Il y a trois ans, sa sœur, également infirmière, voit une annonce pour une reprise de patientèle dans un cabinet où exerce une ancienne élève de la promotion de Cindy. « Au départ, cela ne m’intéressait pas vraiment, puis j’ai réfléchi à l’idée de ne plus exercer de nuit, à avoir des horaires plus souples, contrairement à l’hôpital où on était organisé en sept heures, et au temps libre que cela allait me dégager. » Elle rachète la patientèle de l’infirmier et, aujourd’hui, Cindy exerce toujours avec son amie de l’Ifsi, ainsi qu’avec sa sœur qui assure les remplacements. « Parfois, l’ambiance de l’équipe de l’hôpital me manque. Mais le mode d’exercice libéral me convient parfaitement : je peux prendre le temps avec mes patients, j’ai de bonnes relations avec les pharmaciennes, les biologistes ou encore les médecins. Je n’ai donc pas l’impression d’être seule. Aujourd’hui, je ne pourrais plus retourner dans un service, d’autant plus qu’à l’hôpital, la charge de travail, de plus en plus importante, ne nous permet plus de prodiguer des soins dans de bonnes conditions, ce que je trouvais déjà frustrant. »

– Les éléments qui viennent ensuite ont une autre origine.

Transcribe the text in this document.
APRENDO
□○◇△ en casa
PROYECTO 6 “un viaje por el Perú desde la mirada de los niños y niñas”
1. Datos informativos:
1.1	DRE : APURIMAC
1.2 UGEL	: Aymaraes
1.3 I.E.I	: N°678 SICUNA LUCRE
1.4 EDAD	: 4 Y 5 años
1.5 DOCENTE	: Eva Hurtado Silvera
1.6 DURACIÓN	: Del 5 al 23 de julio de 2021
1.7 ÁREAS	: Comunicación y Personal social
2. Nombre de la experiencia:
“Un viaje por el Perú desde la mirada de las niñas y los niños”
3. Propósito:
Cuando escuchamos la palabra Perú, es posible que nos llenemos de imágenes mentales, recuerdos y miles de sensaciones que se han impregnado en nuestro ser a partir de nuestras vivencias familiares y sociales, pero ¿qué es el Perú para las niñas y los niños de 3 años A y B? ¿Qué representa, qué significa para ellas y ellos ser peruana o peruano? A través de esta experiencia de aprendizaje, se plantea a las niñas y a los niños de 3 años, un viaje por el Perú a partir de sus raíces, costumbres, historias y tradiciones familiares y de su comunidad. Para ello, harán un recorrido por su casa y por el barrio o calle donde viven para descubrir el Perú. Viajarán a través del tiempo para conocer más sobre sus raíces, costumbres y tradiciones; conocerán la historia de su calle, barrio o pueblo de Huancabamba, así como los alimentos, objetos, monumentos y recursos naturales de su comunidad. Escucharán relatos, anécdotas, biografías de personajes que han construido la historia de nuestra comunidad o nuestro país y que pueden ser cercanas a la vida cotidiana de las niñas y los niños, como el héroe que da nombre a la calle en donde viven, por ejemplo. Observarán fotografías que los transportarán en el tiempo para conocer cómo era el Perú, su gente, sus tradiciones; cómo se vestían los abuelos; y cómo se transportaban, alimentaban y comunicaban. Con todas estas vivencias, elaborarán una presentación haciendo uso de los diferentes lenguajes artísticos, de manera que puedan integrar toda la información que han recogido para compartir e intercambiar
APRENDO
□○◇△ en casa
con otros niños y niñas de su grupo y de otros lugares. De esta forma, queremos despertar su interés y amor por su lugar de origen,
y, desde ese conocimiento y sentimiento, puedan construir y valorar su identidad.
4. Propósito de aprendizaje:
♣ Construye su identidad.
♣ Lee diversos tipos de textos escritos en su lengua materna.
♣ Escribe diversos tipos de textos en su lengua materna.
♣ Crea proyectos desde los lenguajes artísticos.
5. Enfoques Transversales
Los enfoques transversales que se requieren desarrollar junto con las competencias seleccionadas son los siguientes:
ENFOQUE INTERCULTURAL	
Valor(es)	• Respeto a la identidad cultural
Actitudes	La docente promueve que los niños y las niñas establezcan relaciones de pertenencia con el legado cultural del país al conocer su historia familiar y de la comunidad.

La réflexologie comme seconde activité

Dans son cabinet infirmier, tout est fait pour que le patient se sente ailleurs que dans un lieu de soins. La décoration est zen : fontaine, tableaux aux murs, couleurs douces et apaisantes. Chaque espace est bien délimité. « Ma tante, qui fait de la géobiologie*, a participé à l’organisation du cabinet, pour que toutes les énergies circulent correctement et faire en sorte que nous nous y sentions bien, tout comme les patients. Dans ma famille, nous sommes très ouverts à ces thématiques autour de l’énergétique. »

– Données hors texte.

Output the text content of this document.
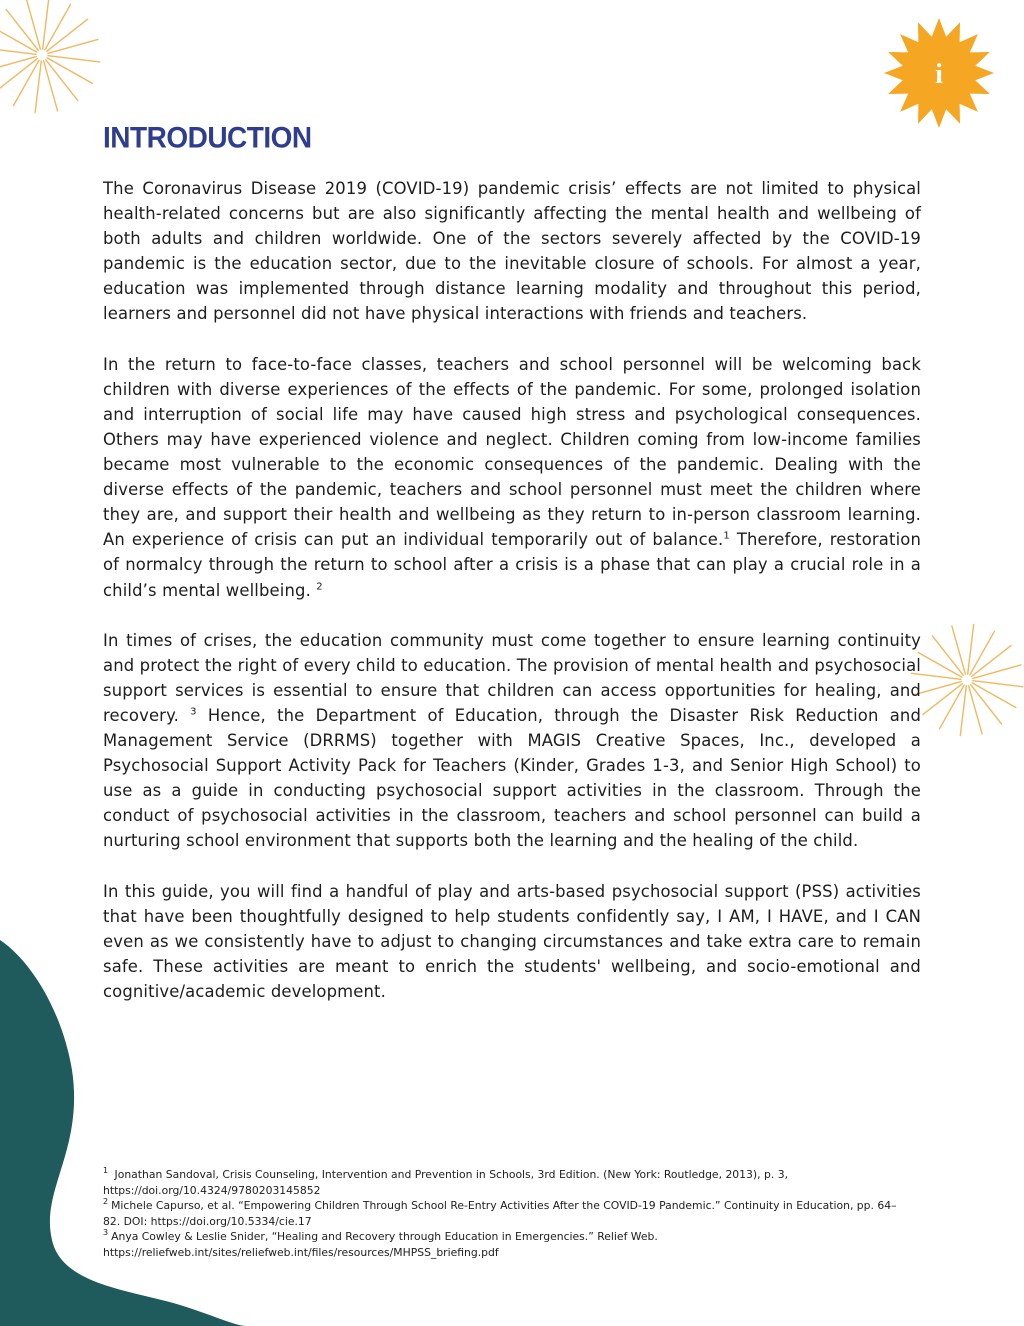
i
INTRODUCTION

The Coronavirus Disease 2019 (COVID-19) pandemic crisis’ effects are not limited to physical health-related concerns but are also significantly affecting the mental health and wellbeing of both adults and children worldwide. One of the sectors severely affected by the COVID-19 pandemic is the education sector, due to the inevitable closure of schools. For almost a year, education was implemented through distance learning modality and throughout this period, learners and personnel did not have physical interactions with friends and teachers.

In the return to face-to-face classes, teachers and school personnel will be welcoming back children with diverse experiences of the effects of the pandemic. For some, prolonged isolation and interruption of social life may have caused high stress and psychological consequences. Others may have experienced violence and neglect. Children coming from low-income families became most vulnerable to the economic consequences of the pandemic. Dealing with the diverse effects of the pandemic, teachers and school personnel must meet the children where they are, and support their health and wellbeing as they return to in-person classroom learning. An experience of crisis can put an individual temporarily out of balance.$^1$ Therefore, restoration of normalcy through the return to school after a crisis is a phase that can play a crucial role in a child’s mental wellbeing. $^2$

In times of crises, the education community must come together to ensure learning continuity and protect the right of every child to education. The provision of mental health and psychosocial support services is essential to ensure that children can access opportunities for healing, and recovery. $^3$ Hence, the Department of Education, through the Disaster Risk Reduction and Management Service (DRRMS) together with MAGIS Creative Spaces, Inc., developed a Psychosocial Support Activity Pack for Teachers (Kinder, Grades 1-3, and Senior High School) to use as a guide in conducting psychosocial support activities in the classroom. Through the conduct of psychosocial activities in the classroom, teachers and school personnel can build a nurturing school environment that supports both the learning and the healing of the child.

In this guide, you will find a handful of play and arts-based psychosocial support (PSS) activities that have been thoughtfully designed to help students confidently say, I AM, I HAVE, and I CAN even as we consistently have to adjust to changing circumstances and take extra care to remain safe. These activities are meant to enrich the students' wellbeing, and socio-emotional and cognitive/academic development.

$^1$ Jonathan Sandoval, Crisis Counseling, Intervention and Prevention in Schools, 3rd Edition. (New York: Routledge, 2013), p. 3, https://doi.org/10.4324/9780203145852

$^2$ Michele Capurso, et al. “Empowering Children Through School Re-Entry Activities After the COVID-19 Pandemic.” Continuity in Education, pp. 64–82. DOI: https://doi.org/10.5334/cie.17

$^3$ Anya Cowley & Leslie Snider, “Healing and Recovery through Education in Emergencies.” Relief Web. https://reliefweb.int/sites/reliefweb.int/files/resources/MHPSS_briefing.pdf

D’ailleurs, Cindy développe actuellement une seconde activité, la réflexologie plantaire, une pratique de la médecine traditionnelle chinoise qui permet de redynamiser le corps par le biais de massages des pieds. « Nous pouvons travailler aussi bien sur l’équilibrage émotionnel que sur le plan physique, indique-t-elle. La réflexologie permet, entre autres, de relancer le système circulatoire et lymphatique, de réguler le système endocrinien et de procurer une profonde détente. Contrairement à la médecine conventionnelle qui soigne les patients lorsque la maladie est installée, la médecine chinoise permet un traitement préventif et curatif, afin de se maintenir en bonne santé. » Cindy s’est formée à la réflexologie ces deux dernières années et est diplômée depuis le mois de juin. « J’ai connu ma formatrice par l’intermédiaire de connaissances communes. Elle proposait une formation en réflexologie familiale un week-end par mois pendant six mois. Comme, pendant nos tournées, nous appliquons régulièrement de la crème aux personnes âgées, nous avons pensé que cela pourrait être intéressant de bien connaître les zones à masser sous les pieds. » Cette première approche lui plaît, elle décide alors de suivre la formation complète de thérapeute. « C’est un plus par rapport aux soins conventionnels et, surtout, cette technique correspond à mes valeurs et à ma manière de voir les soins. » Avant chaque séance, Cindy se recentre et, plus généralement, puise son énergie en se promenant dans la nature ou en pratiquant du parapente, ce qui lui permet un lâcher-prise, lui procure un sentiment de liberté et la “rebooste”. « Je ne me mets aucune pression car cela fait seulement trois ans que je suis infirmière libérale. Mais si je peux poursuivre ma carrière en ne faisant que des soins en réflexologie, cela me conviendrait très bien », conclut-elle.

* La géobiologie est une discipline traitant des relations de l’environnement, des constructions et du mode de vie avec le vivant.